The method is based on calculating an inter-channel-coherence index and a non-linear mapping function that is to enable the determination of time-frequency regions mainly consisting of ambience components or ambience portions in the two-channel signal. Then, ambience signals are synthesized and used to feed the surround channels of a multi-channel playback system.
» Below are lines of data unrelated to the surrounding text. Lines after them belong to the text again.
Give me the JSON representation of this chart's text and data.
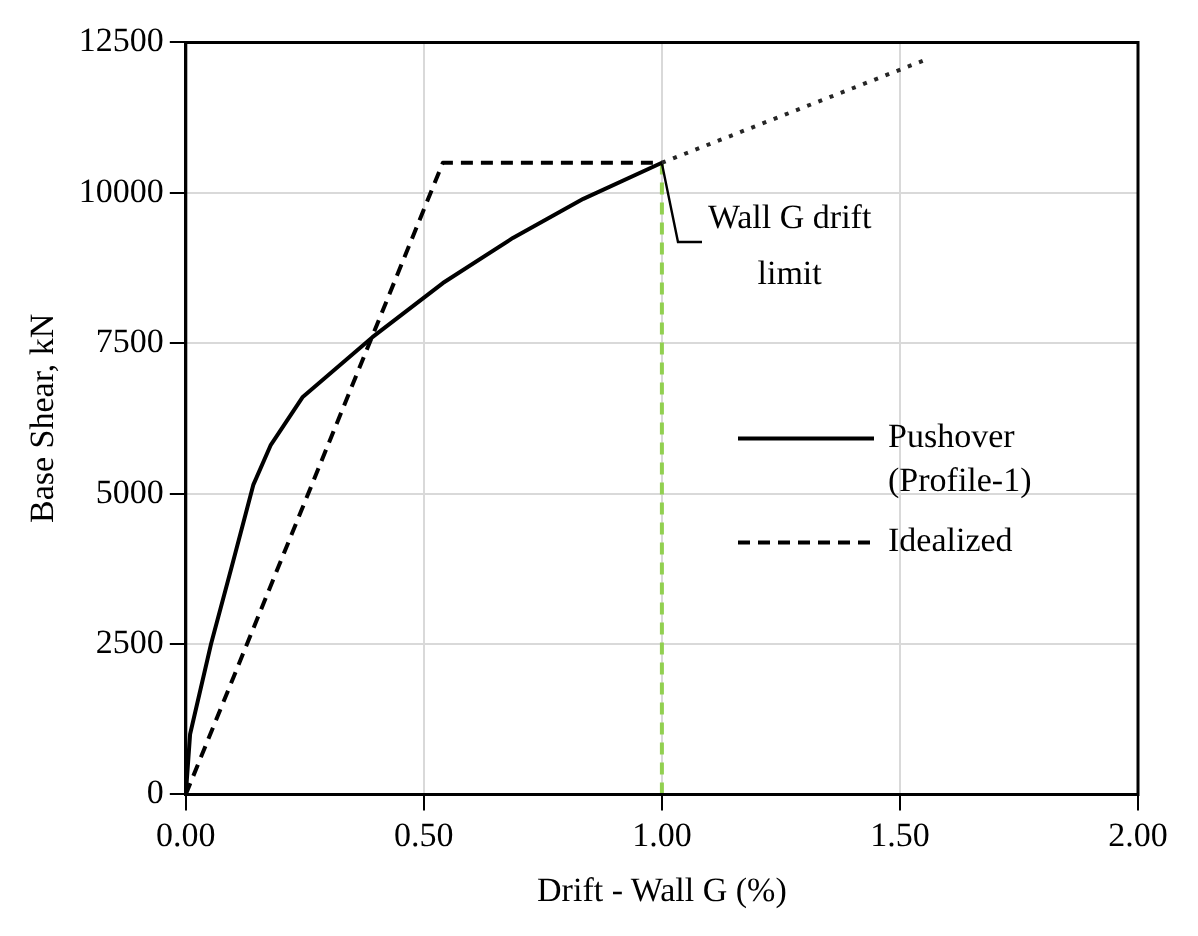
{
  "chart_data": {
    "type": "line",
    "xlabel": "Drift - Wall G (%)",
    "ylabel": "Base Shear, kN",
    "xlim": [
      0,
      2
    ],
    "xticks": [
      {
        "value": 0,
        "label": "0.00"
      },
      {
        "value": 0.5,
        "label": "0.50"
      },
      {
        "value": 1,
        "label": "1.00"
      },
      {
        "value": 1.5,
        "label": "1.50"
      },
      {
        "value": 2,
        "label": "2.00"
      }
    ],
    "ylim": [
      0,
      12500
    ],
    "yticks": [
      0,
      2500,
      5000,
      7500,
      10000,
      12500
    ],
    "grid": true,
    "legend": "right",
    "marker": "none",
    "series": [
      {
        "name": "Pushover (Profile-1)",
        "color": "#000000",
        "line_style": "solid",
        "x": [
          0,
          0.009,
          0.053,
          0.097,
          0.142,
          0.178,
          0.245,
          0.392,
          0.54,
          0.687,
          0.835,
          1.0
        ],
        "values": [
          0,
          1000,
          2500,
          3800,
          5150,
          5800,
          6600,
          7600,
          8500,
          9250,
          9900,
          10500
        ]
      },
      {
        "color": "#262626",
        "line_style": "dotted",
        "x": [
          1.0,
          1.55
        ],
        "values": [
          10500,
          12200
        ]
      },
      {
        "name": "Idealized",
        "color": "#000000",
        "line_style": "dashed",
        "x": [
          0,
          0.54,
          1.0
        ],
        "values": [
          0,
          10500,
          10500
        ]
      },
      {
        "color": "#92d050",
        "line_style": "dashed",
        "x": [
          1.0,
          1.0
        ],
        "values": [
          0,
          10500
        ]
      }
    ],
    "annotations": [
      {
        "text": "Wall G drift limit",
        "x": 1.0,
        "y": 10500
      }
    ]
  }
}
A Method for Converting Stereo Sound to Multi-Channel Sound
Irwan and Aarts show a method for converting a signal from a stereo representation to a multi-channel representation (see [6]). The signal for the surround channels is calculated using a cross-correlation technique. A principal component analysis (PCA) is used for calculating a vector indicating the direction of the dominant signal. This vector is then mapped from a two-channel representation to a three-channel representation so as to generate the three front channels.
Ambience-Based Upmixing
Soulodre shows a system that generates a multi-channel signal from a stereo signal (see [7]). The signal is decomposed into so-called “individual source streams” and “ambience streams”. Based on these streams, a so-called “aesthetic engine” synthesizes the multi-channel output. However, no further technical details regarding the decomposition step and the synthesis step are given.
Pseudostereophony Based on Spatial Cues
A quasi-signaladaptive pseudo-stereophonic process is described by Faller in [1]. This method uses a mono signal and given stereo recordings of the same signal. Additional spatial information or spatial cues are extracted from the stereo signal and used to convert the mono signal to a stereo signal.